The roads are full of bad drivers and New York City is rife with people who not only drive terribly but feel entitled to do so. I’ve seen people in Inwood triple park rather than walk an extra 20 feet to a supermarket. I’ve seen cab drivers wait until they have a red light to drive across an intersection.
And parking in New York City is a misery that never goes away unless you are somehow incredibly wealthy. The city’s parking laws are a Byzantine morass of prohibitions that are consistently poorly-signed. A liberal interpretation of a sign can get you a fat ticket or worse, towed. I have not had the experience of paying vehicular ransom at a city impound lot, but every account I have heard from survivors indicates it is a Kafkaesque nightmare that can make someone hate our city for life.
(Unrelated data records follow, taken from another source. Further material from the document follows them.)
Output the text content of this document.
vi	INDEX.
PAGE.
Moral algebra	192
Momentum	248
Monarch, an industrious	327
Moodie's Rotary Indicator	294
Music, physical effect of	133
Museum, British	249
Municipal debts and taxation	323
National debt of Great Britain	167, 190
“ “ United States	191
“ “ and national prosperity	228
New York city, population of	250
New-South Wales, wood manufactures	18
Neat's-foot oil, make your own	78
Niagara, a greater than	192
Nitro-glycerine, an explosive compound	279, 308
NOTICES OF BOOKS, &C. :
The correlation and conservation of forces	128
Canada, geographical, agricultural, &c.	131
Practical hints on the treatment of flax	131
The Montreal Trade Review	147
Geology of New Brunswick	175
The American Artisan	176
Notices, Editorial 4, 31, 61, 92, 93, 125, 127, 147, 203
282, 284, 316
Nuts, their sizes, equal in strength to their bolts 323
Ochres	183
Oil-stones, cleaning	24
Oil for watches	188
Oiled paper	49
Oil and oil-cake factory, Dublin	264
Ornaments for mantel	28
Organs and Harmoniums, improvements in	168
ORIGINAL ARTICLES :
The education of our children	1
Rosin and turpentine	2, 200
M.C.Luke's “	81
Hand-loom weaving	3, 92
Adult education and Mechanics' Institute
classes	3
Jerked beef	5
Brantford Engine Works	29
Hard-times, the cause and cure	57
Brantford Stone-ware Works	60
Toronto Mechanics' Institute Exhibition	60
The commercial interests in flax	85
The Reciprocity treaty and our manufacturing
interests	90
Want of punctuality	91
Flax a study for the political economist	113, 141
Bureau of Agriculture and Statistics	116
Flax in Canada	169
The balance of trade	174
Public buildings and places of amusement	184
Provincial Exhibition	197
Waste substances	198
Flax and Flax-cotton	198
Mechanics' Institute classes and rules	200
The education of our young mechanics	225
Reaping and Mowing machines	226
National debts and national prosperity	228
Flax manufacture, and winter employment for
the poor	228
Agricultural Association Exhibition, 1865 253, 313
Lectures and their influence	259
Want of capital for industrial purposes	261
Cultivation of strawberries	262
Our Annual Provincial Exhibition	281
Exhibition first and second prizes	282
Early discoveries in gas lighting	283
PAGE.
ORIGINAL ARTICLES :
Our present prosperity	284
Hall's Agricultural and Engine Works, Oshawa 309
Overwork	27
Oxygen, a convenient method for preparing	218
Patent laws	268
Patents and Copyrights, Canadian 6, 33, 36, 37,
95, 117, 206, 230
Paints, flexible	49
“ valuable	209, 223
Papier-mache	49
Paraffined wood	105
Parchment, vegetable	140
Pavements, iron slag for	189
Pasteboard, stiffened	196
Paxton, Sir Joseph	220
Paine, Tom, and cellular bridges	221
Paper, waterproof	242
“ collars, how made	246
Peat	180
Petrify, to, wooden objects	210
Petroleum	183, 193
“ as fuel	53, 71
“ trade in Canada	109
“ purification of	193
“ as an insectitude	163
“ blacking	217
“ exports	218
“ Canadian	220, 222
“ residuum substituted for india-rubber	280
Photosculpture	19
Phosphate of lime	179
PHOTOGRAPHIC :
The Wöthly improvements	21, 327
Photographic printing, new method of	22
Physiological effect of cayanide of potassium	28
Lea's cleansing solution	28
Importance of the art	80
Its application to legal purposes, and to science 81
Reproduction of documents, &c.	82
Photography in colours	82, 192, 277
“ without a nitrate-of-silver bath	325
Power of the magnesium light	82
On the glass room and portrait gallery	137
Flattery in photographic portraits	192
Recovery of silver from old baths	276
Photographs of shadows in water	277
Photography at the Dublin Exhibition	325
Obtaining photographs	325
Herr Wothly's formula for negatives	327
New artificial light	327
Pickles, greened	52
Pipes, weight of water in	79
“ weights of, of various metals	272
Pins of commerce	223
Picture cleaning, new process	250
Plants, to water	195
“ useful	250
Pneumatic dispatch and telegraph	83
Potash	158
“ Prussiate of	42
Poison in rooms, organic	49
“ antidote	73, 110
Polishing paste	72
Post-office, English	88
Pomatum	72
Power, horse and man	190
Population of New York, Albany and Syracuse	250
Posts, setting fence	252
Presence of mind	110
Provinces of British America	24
My wife has lived in the co-op apartment we share for more than twelve years and was on a waiting list for a parking space for five years.
We thought our parking troubles were mostly over. We have a regular space. But the perpetual douchery of New York City driving revealed itself again just this past weekend.
My wife had taken our baby girls to visit relatives in Nassau County and returned home from three hours of tied-up traffic on the Long Island Expressway. to find someone had parked in our spot.
Normally the travails of someone with a reserved parking spot would fall firmly in the confines of “First World Problems.” But when you’ve waited five years for that spot and you’re a barely middle-class family with no margin for parking tickets or private garages and someone rudely parks their Mercedes Benz in your spot, violence is justified.
If someone had left a note on the car with their contact info and let us call them to move the car, it would have been no problem. We would have been annoyed but impressed by their willingness to be decent upon notice. Because of the late hour and our building management’s inability to get a towing company right, we were stuck without legal parking for the night.
Normally this would be license to get creative with vandalism. If this car had a sunroof, my dream of justifiable shitting through a sunroof of a snotty dickhead’s car would have finally been realized. I would have loved to stick bananas in the tailpipe, pissed all over the door handles and leave a steaming log of justice on the windshield. It would have given me joy to superglue some tasteless gay porn all over the windows and scratched giant curse words into the expensive paint job.
But since our space is reserved, the authorities would have us as their prime suspects easily. There was little we could do but leave a tersely-worded note stating that they were parked illegally and we had been forced to call the towing service (which was true, even though the towing service was out of business).
So justice has not been served. If you see a dark-colored Mercedes Benz S550 with New York license plate FTX-2898, please vandalize the shit out of it. Thank you.